How important was anti-semitism in the Slansky trial?

A:

Oh well that was the key, the well red thread going through it, because Stalin came to the conclusion that he, that Israel, was a great disappointment for him. That it became an American dependence. And that Israel sent as his first, her first diplomatic representative to Moscow, the well known lady Golda Miers..... who later changed her name to Golda Mier, as ambassadoress. But when she arrived in Moscow she was greeted by the Soviet Jews as their representative. And Stalin well, concluded from this that the Jews have a double loyalty and should not be trusted. And he demanded discretely the Israeli government to call Golda Mier back home. When I arrived in Israel, at the beginning of 50, Golda Mier was already back, as Minister of Social Security, and I got acquainted with her as such. But as soon as she left the Soviet Union Stalin started terror, terroristic destruction of the Soviet Jewish cultural life.
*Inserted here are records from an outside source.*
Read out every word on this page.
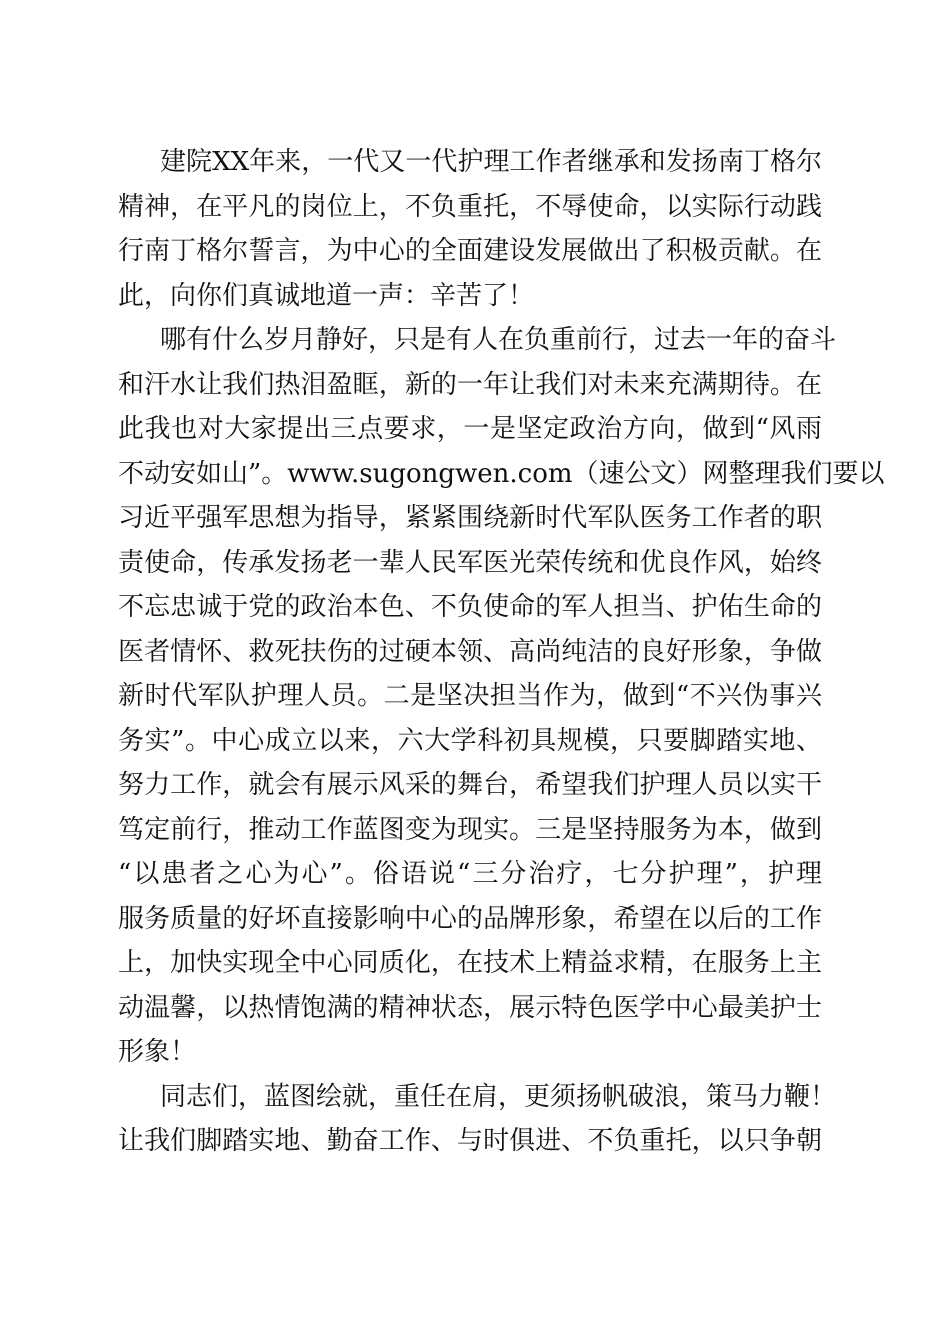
建院XX年来，一代又一代护理工作者继承和发扬南丁格尔
精神，在平凡的岗位上，不负重托，不辱使命，以实际行动践
行南丁格尔誓言，为中心的全面建设发展做出了积极贡献。在
此，向你们真诚地道一声：辛苦了！
哪有什么岁月静好，只是有人在负重前行，过去一年的奋斗
和汗水让我们热泪盈眶，新的一年让我们对未来充满期待。在
此我也对大家提出三点要求，一是坚定政治方向，做到“风雨
不动安如山”。www.sugongwen.com（速公文）网整理我们要以
习近平强军思想为指导，紧紧围绕新时代军队医务工作者的职
责使命，传承发扬老一辈人民军医光荣传统和优良作风，始终
不忘忠诚于党的政治本色、不负使命的军人担当、护佑生命的
医者情怀、救死扶伤的过硬本领、高尚纯洁的良好形象，争做
新时代军队护理人员。二是坚决担当作为，做到“不兴伪事兴
务实”。中心成立以来，六大学科初具规模，只要脚踏实地、
努力工作，就会有展示风采的舞台，希望我们护理人员以实干
笃定前行，推动工作蓝图变为现实。三是坚持服务为本，做到
“以患者之心为心”。俗语说“三分治疗，七分护理”，护理
服务质量的好坏直接影响中心的品牌形象，希望在以后的工作
上，加快实现全中心同质化，在技术上精益求精，在服务上主
动温馨，以热情饱满的精神状态，展示特色医学中心最美护士
形象！
同志们，蓝图绘就，重任在肩，更须扬帆破浪，策马力鞭！
让我们脚踏实地、勤奋工作、与时俱进、不负重托，以只争朝
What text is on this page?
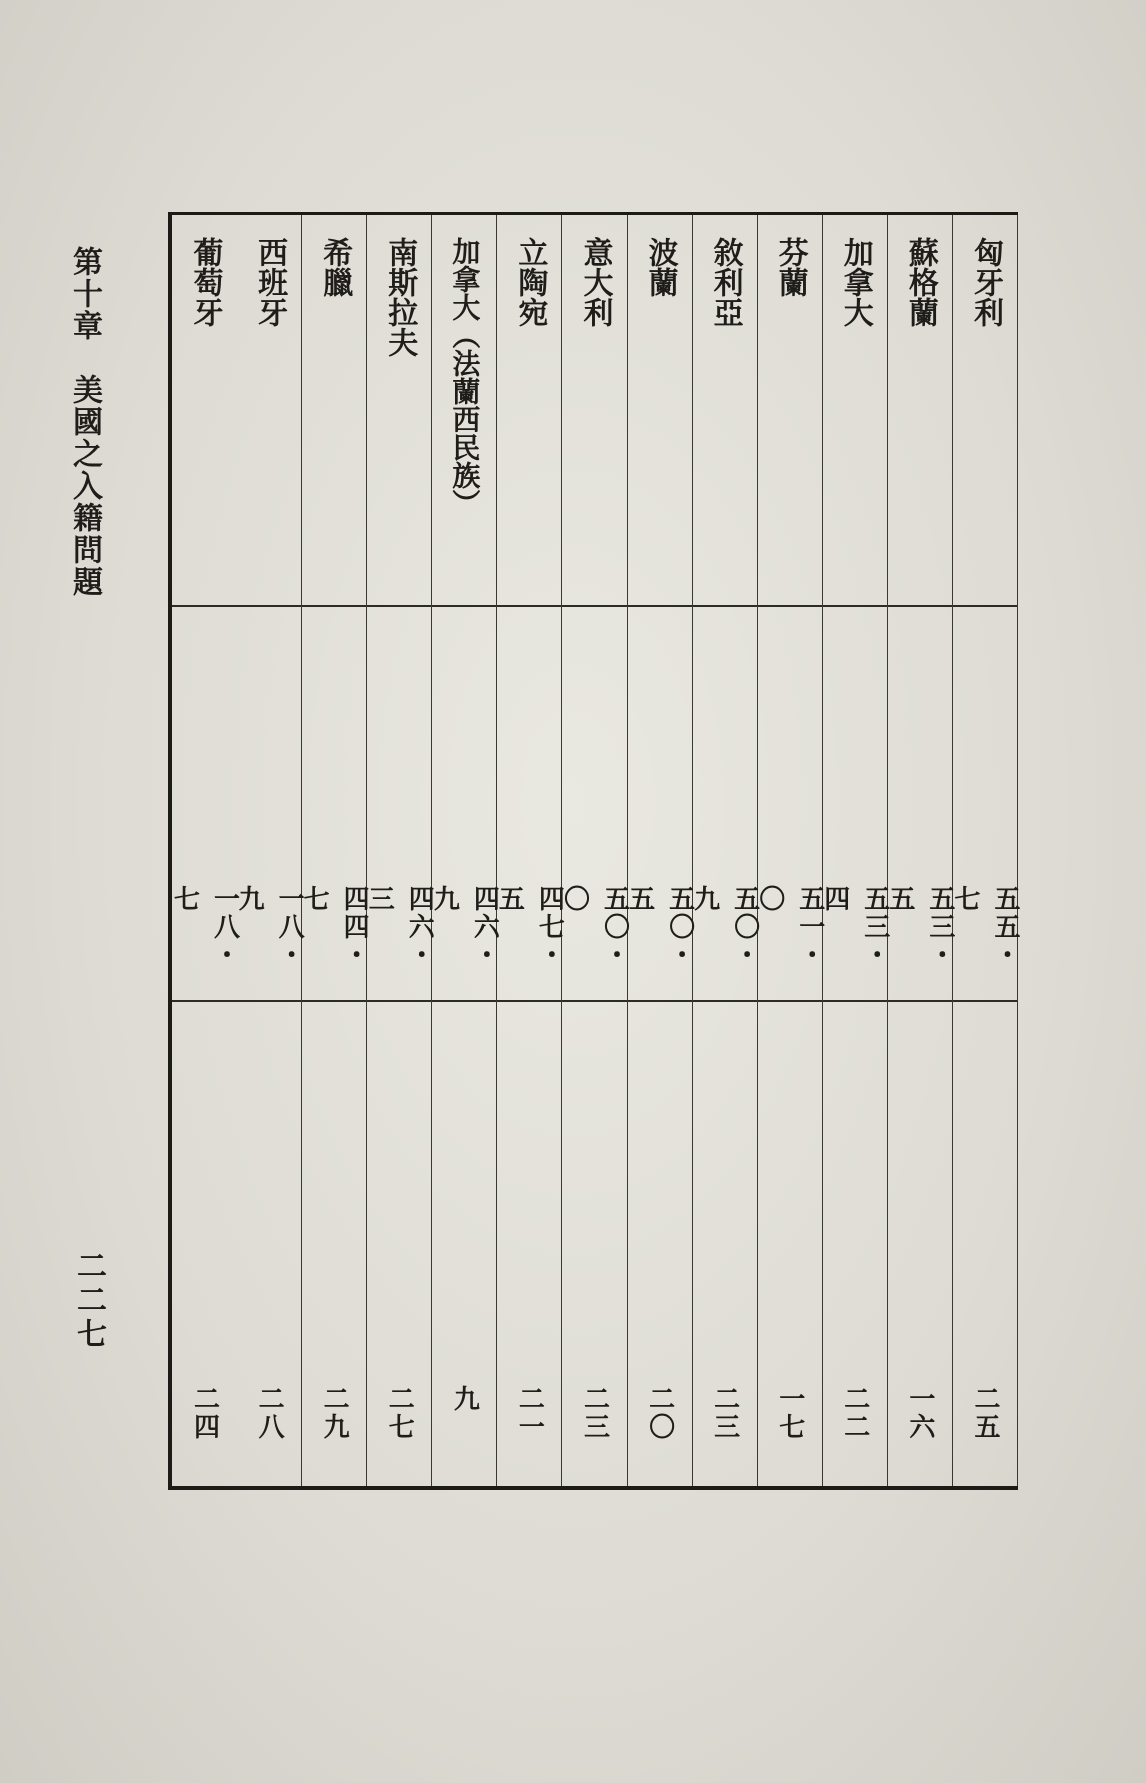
第十章　美國之入籍問題	匈牙利
五五・七
二五
蘇格蘭
五三・五
一六
加拿大
五三・四
二二
芬蘭
五一・〇
一七
敘利亞
五〇・九
二三
波蘭
五〇・五
二〇
意大利
五〇・〇
二三
立陶宛
四七・五
二一
加拿大（法蘭西民族）
四六・九
九
南斯拉夫
四六・三
二七
希臘
四四・七
二九
西班牙
一八・九
二八
葡萄牙
一八・七
二四
二二七
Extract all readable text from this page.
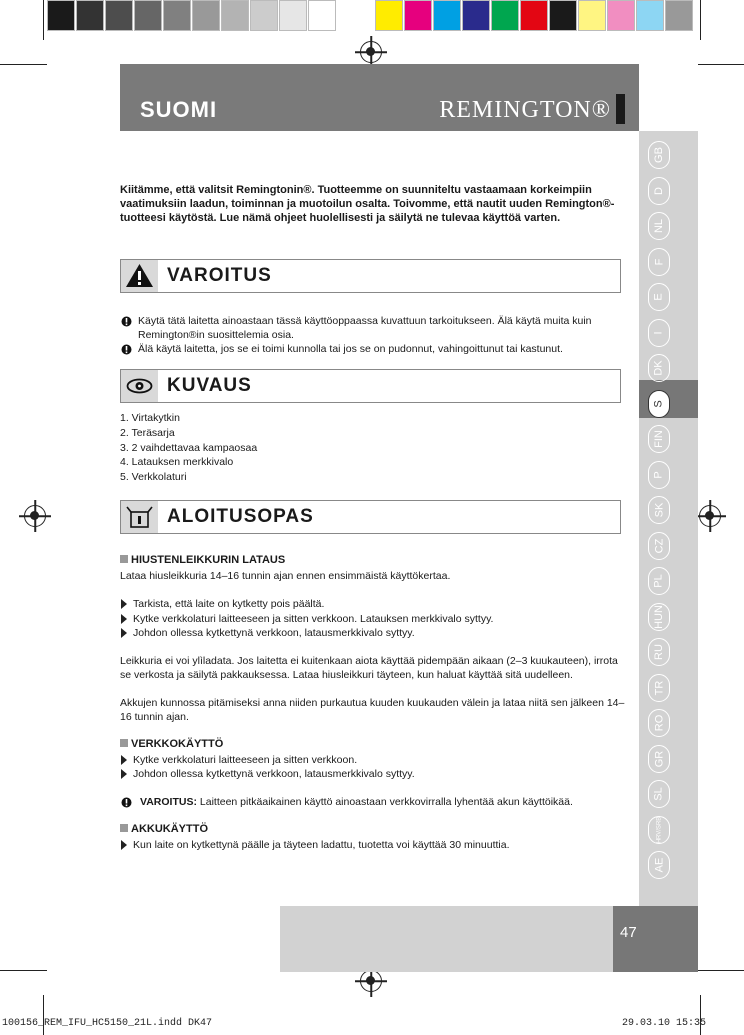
SUOMI	REMINGTON®
GB
D
NL
F
E
I
DK
S
FIN
P
SK
CZ
PL
HUN
RU
TR
RO
GR
SL
HRV/SRB
AE
Kiitämme, että valitsit Remingtonin®. Tuotteemme on suunniteltu vastaamaan korkeimpiin vaatimuksiin laadun, toiminnan ja muotoilun osalta. Toivomme, että nautit uuden Remington®-tuotteesi käytöstä. Lue nämä ohjeet huolellisesti ja säilytä ne tulevaa käyttöä varten.
VAROITUS
Käytä tätä laitetta ainoastaan tässä käyttöoppaassa kuvattuun tarkoitukseen. Älä käytä muita kuin Remington®in suosittelemia osia.
Älä käytä laitetta, jos se ei toimi kunnolla tai jos se on pudonnut, vahingoittunut tai kastunut.
KUVAUS
1. Virtakytkin
2. Teräsarja
3. 2 vaihdettavaa kampaosaa
4. Latauksen merkkivalo
5. Verkkolaturi
ALOITUSOPAS
HIUSTENLEIKKURIN LATAUS
Lataa hiusleikkuria 14–16 tunnin ajan ennen ensimmäistä käyttökertaa.
Tarkista, että laite on kytketty pois päältä.
Kytke verkkolaturi laitteeseen ja sitten verkkoon. Latauksen merkkivalo syttyy.
Johdon ollessa kytkettynä verkkoon, latausmerkkivalo syttyy.
Leikkuria ei voi ylìladata. Jos laitetta ei kuitenkaan aiota käyttää pidempään aikaan (2–3 kuukauteen), irrota se verkosta ja säilytä pakkauksessa. Lataa hiusleikkuri täyteen, kun haluat käyttää sitä uudelleen.
Akkujen kunnossa pitämiseksi anna niiden purkautua kuuden kuukauden välein ja lataa niitä sen jälkeen 14–16 tunnin ajan.
VERKKOKÄYTTÖ
Kytke verkkolaturi laitteeseen ja sitten verkkoon.
Johdon ollessa kytkettynä verkkoon, latausmerkkivalo syttyy.
VAROITUS: Laitteen pitkäaikainen käyttö ainoastaan verkkovirralla lyhentää akun käyttöikää.
AKKUKÄYTTÖ
Kun laite on kytkettynä päälle ja täyteen ladattu, tuotetta voi käyttää 30 minuuttia.
47
100156_REM_IFU_HC5150_21L.indd DK47	29.03.10 15:35
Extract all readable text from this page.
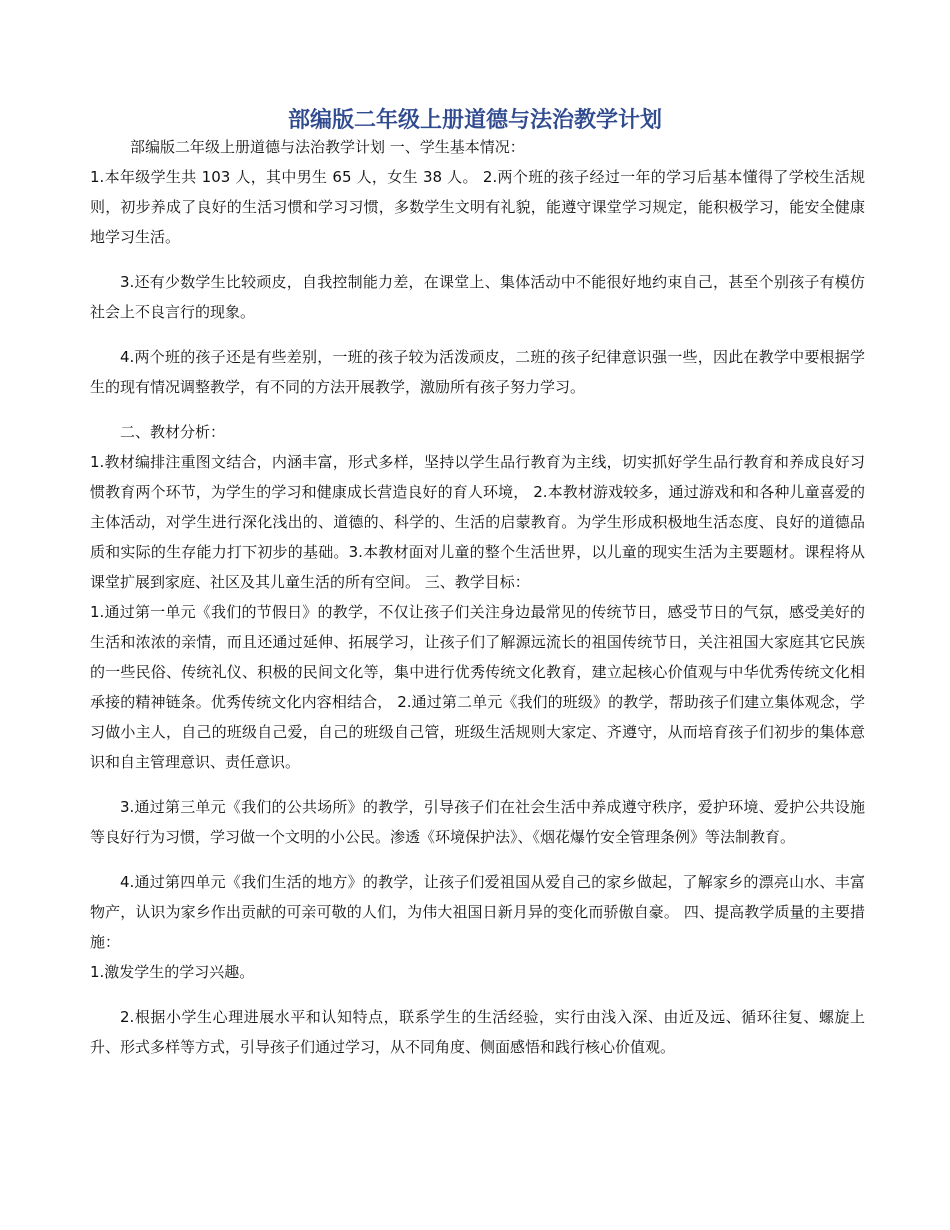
部编版二年级上册道德与法治教学计划

部编版二年级上册道德与法治教学计划 一、学生基本情况：

1.本年级学生共 103 人，其中男生 65 人，女生 38 人。 2.两个班的孩子经过一年的学习后基本懂得了学校生活规则，初步养成了良好的生活习惯和学习习惯，多数学生文明有礼貌，能遵守课堂学习规定，能积极学习，能安全健康地学习生活。

3.还有少数学生比较顽皮，自我控制能力差，在课堂上、集体活动中不能很好地约束自己，甚至个别孩子有模仿社会上不良言行的现象。

4.两个班的孩子还是有些差别，一班的孩子较为活泼顽皮，二班的孩子纪律意识强一些，因此在教学中要根据学生的现有情况调整教学，有不同的方法开展教学，激励所有孩子努力学习。

二、教材分析：

1.教材编排注重图文结合，内涵丰富，形式多样，坚持以学生品行教育为主线，切实抓好学生品行教育和养成良好习惯教育两个环节，为学生的学习和健康成长营造良好的育人环境， 2.本教材游戏较多，通过游戏和和各种儿童喜爱的主体活动，对学生进行深化浅出的、道德的、科学的、生活的启蒙教育。为学生形成积极地生活态度、良好的道德品质和实际的生存能力打下初步的基础。3.本教材面对儿童的整个生活世界，以儿童的现实生活为主要题材。课程将从课堂扩展到家庭、社区及其儿童生活的所有空间。 三、教学目标：

1.通过第一单元《我们的节假日》的教学，不仅让孩子们关注身边最常见的传统节日，感受节日的气氛，感受美好的生活和浓浓的亲情，而且还通过延伸、拓展学习，让孩子们了解源远流长的祖国传统节日，关注祖国大家庭其它民族的一些民俗、传统礼仪、积极的民间文化等，集中进行优秀传统文化教育，建立起核心价值观与中华优秀传统文化相承接的精神链条。优秀传统文化内容相结合， 2.通过第二单元《我们的班级》的教学，帮助孩子们建立集体观念，学习做小主人，自己的班级自己爱，自己的班级自己管，班级生活规则大家定、齐遵守，从而培育孩子们初步的集体意识和自主管理意识、责任意识。

3.通过第三单元《我们的公共场所》的教学，引导孩子们在社会生活中养成遵守秩序，爱护环境、爱护公共设施等良好行为习惯，学习做一个文明的小公民。渗透《环境保护法》、《烟花爆竹安全管理条例》等法制教育。

4.通过第四单元《我们生活的地方》的教学，让孩子们爱祖国从爱自己的家乡做起，了解家乡的漂亮山水、丰富物产，认识为家乡作出贡献的可亲可敬的人们，为伟大祖国日新月异的变化而骄傲自豪。 四、提高教学质量的主要措施：

1.激发学生的学习兴趣。

2.根据小学生心理进展水平和认知特点，联系学生的生活经验，实行由浅入深、由近及远、循环往复、螺旋上升、形式多样等方式，引导孩子们通过学习，从不同角度、侧面感悟和践行核心价值观。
With murders of the leading representatives and so on, and in Czechoslovakia, it took two years to decide the scenario of the show trials. There were various possibilities contemplated, and rejected. At the end after this experience, the Soviet Union with the Jews it was decided that is should be the anti-semitic line. That means that the highest positioned Jews should be selected and presented as the real trouble makers, and enemies of the, of the state, and agents of the enemy.

Q:

Going back to you own experience, how was this kind of process of being interrogated. What was happening during your interrogation?

A:

Well what was happening during my interrogation. I will give you a idea. I was arrested one afternoon, brought to that prison, with closed eyes, and put into a cell. It was in December, the cell was very cold, and whenever I was taken out of the cell, my eyes were bound over by a piece of cloth, and I was led to the lift, taken the lift high up, after my liberation I knew that it was the fifth floor, for interrogation. And after the interrogation I was again blindfolded and led to the cell. In the first, about two weeks I was interrogated permanently. Three officers with shifts of each, eight hours each took turns and I was prevented from sleep. For about, well two weeks, and now imagine what that does to the mind of a, that person, afflicted with such. That was a very simple device, but it was a horrible, well what? Destruction of one's personality, or consciousness. And then it went on interrogation every day, for several hours, at the mercy of the security police. Whenever they decided they came took you out, blindfolded you, you took the lift and so on. And there were various other means of psychological terror. I was never physically beaten, although threatened very often by beating, but never beaten because the psychological means were enough to break one. And now imagine that you are in such a situation, without seeing any other human being except your, your secret police officers whose job it is to change you into somebody who can be presented to the people as one of the worst enemies and, and well, people who secretly aim to destroy what the people want.

Q:

When you talked about psychological means, what does that entail?

A:

Well, it entails for instance that you are being presented with a portrait of your own, as a, well, somebody of the worst kind of humanity. Systematically from the very beginning. You are being treated as the worst criminal that exists. And that attitude towards you is being maintained very consequently, from the beginning to the end. Whatever you did in your life is interpreted within the framework of this view of yourself. You did not do anything straight, anything honest in your whole life. Everything from your birth was criminal, and false. You pretended something and did something else. And there were various other means, I for instance, they tried to ration your food according to whether you were willing to follow the line of the interrogation or not. But in my case that was futile because I am a very small eater in general, and that didn't touch me. But there were cases where people were put in the cells without lighting. That people were put in the cells and had to walk all the time on their constant suspicion for hours until they collapsed. People were put in thecells where there was water up to their knees, and they had to walk in that for hours, and so on and so on.